Au Théâtre des Champs Élysées, le triomphe de Werther

Le chef Arturo Toscanini avait coutume de dire que, pour Le Trouvère de Verdi, il suffisait d’avoir les quatre meilleurs chanteurs du monde. S’agissant de Werther, on peut diviser par deux : pour réussir le chef-d’œuvre de Massenet, il faut un couple capable d’entrer dans la légende. Mission accomplie au Théâtre des Champs-Élysées !

Notre dernier duo mythique avait été celui de Jonas Kaufmann et Sophie Koch à l’Opéra Bastille, en 2010. Voici aujourd’hui Benjamin Bernheim et Marina Viotti, qui jettent un autre regard sur cet opéra aux teintes mélancoliques vénéneuses. Avec une finesse et une élégance rares, ils quittent les rives du romantisme passionnel pour entrer dans le huis clos psychologique et familial imaginé par le metteur en scène Christof Loy. Un portrait inséparable de leurs identités vocales, plus lyriques, moins héroïques.

À la voix sombre, barytonnante, voilée de Kaufmann succèdent le timbre clair, l’émission haute, la diction évidente de Benjamin Bernheim. La mezza voce est d’un raffinement confondant, et si les élans lyriques l’amènent parfois à claironner un peu trop, c’est peut-être à mettre sur le compte de la caisse de résonance constituée par un décor très fermé (qui vaut toujours mieux que le plateau ouvert aux quatre vents du Pelléas de la Bastille…).

Une Charlotte plus proche de nous

Aux côtés de ce Werther intellectuel et égoïste, on est frappé par la dignité que Marina Viotti apporte au rôle de Charlotte, jusque dans la blessure. Elle n’est pas le contralto dramatique auquel on est habitué, mais un mezzo clair, homogène, à l’aise dans l’aigu, ce qui humanise le personnage, le rend proche de nous. Y compris par son chant intense mais sans pathos, sous le signe du naturel. Cela vaudra aux deux un tonnerre d’applaudissements.

Dans la production de Christof Loy, les autres sont plus exposés que d’ordinaire, puisque tout s’y passe dans la maison du bailli, y compris la scène finale, Albert et Sophie assistant à la mort de Werther. Sophie est omniprésente, la mise en scène insistant sur sa jalousie envers sa grande sœur : c’est même elle qui annonce le retour d’Albert ! Jean-Sébastien Bou est crédible en cocu un peu falot, Sandra Hamaoui l’est aussi en petite sœur négligée, même si son air est encore un peu scolaire. Marc Scoffoni, Rodolphe Briand, Yuri Kissin font une galerie de portraits aussi plaisante que les enfants de la Maîtrise des Hauts-de-Seine.

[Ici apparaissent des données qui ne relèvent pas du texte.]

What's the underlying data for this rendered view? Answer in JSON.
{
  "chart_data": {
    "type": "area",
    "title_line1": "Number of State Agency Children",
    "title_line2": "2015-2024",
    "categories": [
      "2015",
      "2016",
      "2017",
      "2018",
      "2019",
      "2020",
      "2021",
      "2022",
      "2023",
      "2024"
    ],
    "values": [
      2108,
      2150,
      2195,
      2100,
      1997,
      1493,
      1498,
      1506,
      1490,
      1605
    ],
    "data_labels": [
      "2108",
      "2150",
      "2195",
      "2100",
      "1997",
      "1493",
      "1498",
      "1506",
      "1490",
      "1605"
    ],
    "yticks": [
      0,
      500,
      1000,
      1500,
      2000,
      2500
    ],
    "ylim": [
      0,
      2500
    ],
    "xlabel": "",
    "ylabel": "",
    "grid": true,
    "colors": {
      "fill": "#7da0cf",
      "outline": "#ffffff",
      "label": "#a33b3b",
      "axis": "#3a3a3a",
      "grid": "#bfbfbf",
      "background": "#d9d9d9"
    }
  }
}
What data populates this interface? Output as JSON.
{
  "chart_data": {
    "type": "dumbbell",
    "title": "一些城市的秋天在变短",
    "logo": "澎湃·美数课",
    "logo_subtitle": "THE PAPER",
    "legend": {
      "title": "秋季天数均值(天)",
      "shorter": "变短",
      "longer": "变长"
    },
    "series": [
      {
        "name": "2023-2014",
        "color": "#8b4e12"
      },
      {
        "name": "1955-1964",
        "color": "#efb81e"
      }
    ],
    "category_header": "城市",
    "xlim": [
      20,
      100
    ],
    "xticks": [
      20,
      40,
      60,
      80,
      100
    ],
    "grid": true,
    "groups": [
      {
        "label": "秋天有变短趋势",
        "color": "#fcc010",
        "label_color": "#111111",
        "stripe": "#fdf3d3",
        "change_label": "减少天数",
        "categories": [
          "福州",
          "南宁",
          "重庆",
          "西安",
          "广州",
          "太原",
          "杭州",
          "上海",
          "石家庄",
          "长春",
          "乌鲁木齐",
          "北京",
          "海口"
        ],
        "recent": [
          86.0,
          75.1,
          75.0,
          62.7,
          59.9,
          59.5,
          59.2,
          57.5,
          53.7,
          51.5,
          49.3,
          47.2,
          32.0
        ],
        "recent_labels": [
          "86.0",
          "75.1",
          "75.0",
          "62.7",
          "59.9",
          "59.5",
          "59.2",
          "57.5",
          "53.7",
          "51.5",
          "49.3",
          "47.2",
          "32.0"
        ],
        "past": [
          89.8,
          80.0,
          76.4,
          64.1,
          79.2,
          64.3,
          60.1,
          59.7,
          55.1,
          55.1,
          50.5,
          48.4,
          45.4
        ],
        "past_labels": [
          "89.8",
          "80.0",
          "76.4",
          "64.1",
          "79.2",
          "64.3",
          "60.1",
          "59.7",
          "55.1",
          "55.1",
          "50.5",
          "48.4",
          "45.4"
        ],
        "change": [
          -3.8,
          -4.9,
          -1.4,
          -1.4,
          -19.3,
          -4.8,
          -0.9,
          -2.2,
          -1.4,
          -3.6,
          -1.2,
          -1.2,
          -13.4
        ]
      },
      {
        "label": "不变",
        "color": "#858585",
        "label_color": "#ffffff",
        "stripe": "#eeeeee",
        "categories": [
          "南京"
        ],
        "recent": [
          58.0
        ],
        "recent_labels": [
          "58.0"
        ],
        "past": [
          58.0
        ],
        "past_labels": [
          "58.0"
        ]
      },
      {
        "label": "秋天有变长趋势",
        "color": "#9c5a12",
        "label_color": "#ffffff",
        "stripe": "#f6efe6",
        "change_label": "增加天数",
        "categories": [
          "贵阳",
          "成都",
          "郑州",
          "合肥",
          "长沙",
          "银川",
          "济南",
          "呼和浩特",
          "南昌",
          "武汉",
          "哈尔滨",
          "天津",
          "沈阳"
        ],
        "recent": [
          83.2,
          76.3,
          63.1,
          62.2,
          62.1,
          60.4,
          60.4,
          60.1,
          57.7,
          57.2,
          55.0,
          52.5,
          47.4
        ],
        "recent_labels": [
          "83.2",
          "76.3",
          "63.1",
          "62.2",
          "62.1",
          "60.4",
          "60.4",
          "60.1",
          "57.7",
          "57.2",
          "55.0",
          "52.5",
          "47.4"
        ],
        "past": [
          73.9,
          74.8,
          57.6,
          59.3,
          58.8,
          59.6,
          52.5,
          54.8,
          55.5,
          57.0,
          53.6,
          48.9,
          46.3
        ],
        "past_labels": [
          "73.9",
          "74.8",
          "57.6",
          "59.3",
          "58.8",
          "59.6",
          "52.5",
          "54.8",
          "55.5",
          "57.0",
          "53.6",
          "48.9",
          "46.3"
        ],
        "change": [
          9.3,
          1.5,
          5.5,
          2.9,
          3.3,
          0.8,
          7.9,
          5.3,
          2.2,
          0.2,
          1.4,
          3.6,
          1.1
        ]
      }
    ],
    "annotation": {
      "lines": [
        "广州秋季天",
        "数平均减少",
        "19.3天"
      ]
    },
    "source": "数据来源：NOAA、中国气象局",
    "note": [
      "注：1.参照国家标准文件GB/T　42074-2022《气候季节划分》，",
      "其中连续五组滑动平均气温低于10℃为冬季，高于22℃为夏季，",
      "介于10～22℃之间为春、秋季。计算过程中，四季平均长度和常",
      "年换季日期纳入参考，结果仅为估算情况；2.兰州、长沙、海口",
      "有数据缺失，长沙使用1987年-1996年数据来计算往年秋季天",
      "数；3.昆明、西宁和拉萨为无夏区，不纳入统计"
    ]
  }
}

Les bonnes idées de la mise en scène ont pour revers une froideur et un dépouillement un peu confinés, qui ont tendance à réduire la focale. On n’en dira pas autant de la direction de Marc Leroy-Calatayud, chez qui l’on sent à tout moment amour et connaissance de cette musique si riche et personnelle. Il tire des instruments d’époque de l’orchestre Les Siècles des couleurs très justes, aussi bien dans leur franchise un peu crue que dans les subtils mélanges de timbres imaginés par ce coloriste de l’orchestre qu’était Massenet. On n’oubliera pas le saxophone entêtant de Sylvain Malézieux !

Théâtre des Champs-Élysées, jusqu’au 6 avril, diffusion sur France Musique le 10 mai.